The Pentagon has finalized a rule that enforces Cybersecurity Maturity Model Certification standards in defense contracts, transitioning from policy to enforceable requirements across the defense industrial base. This regulation, published in the Federal Register, amends the Defense Federal Acquisition Regulation Supplement and will take effect on November 10, 2025. The Cybersecurity Maturity Model Certification program, introduced in 2020 and revised to CMMC 2.0 in 2021, requires contractors to meet specific cybersecurity benchmarks based on the sensitivity of the information they handle, with three certification levels ranging from basic protections to stringent requirements for high-risk data.
Why do we care?
So, the Pentagon just locked in CMMC as a real contract requirement—no more self-attestation, no more “we’ll get to it later.” By November 2025, if you want defense dollars, you need certification.
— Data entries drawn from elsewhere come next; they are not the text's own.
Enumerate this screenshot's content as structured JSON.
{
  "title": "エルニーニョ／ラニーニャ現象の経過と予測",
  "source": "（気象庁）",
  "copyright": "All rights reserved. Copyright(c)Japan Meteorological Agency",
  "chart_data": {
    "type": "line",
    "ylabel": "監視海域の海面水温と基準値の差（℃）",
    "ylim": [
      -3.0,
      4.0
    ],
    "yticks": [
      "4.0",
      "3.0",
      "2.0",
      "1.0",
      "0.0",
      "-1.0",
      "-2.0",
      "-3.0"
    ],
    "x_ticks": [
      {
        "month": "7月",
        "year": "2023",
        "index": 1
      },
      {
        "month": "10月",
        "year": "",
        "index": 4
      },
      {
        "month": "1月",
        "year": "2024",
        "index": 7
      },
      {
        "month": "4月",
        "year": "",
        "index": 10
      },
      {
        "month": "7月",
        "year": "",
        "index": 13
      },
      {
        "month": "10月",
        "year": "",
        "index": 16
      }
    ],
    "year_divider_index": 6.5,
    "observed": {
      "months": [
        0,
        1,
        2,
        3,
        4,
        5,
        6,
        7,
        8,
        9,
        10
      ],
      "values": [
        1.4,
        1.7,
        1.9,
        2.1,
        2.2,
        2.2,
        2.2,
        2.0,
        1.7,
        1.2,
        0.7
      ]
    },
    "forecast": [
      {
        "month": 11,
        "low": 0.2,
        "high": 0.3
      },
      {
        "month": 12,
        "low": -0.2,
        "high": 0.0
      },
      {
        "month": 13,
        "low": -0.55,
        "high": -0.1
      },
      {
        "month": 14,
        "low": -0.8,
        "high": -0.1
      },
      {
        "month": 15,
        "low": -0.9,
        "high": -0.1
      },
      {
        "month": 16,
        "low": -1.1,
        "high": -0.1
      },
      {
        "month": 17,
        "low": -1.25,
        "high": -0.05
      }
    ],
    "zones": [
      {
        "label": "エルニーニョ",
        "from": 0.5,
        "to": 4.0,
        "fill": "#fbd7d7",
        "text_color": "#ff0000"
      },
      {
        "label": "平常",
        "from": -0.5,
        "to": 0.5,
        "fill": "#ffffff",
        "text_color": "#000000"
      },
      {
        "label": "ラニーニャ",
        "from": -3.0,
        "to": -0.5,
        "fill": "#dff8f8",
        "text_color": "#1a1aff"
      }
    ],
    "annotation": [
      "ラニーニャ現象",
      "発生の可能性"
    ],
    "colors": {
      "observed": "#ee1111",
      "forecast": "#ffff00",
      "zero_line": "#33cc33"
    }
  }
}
That sounds like a big opportunity for providers, and sure, there’s business to be had helping customers navigate compliance. But let’s not kid ourselves—some SMBs will look at the cost and just bail out of defense contracts altogether. And if your client waits until next fall to start, good luck finding an auditor. The smart play here isn’t banking on a gold rush—it’s building scalable, ongoing compliance services now and setting realistic expectations with clients. This isn’t about hype, it’s about execution.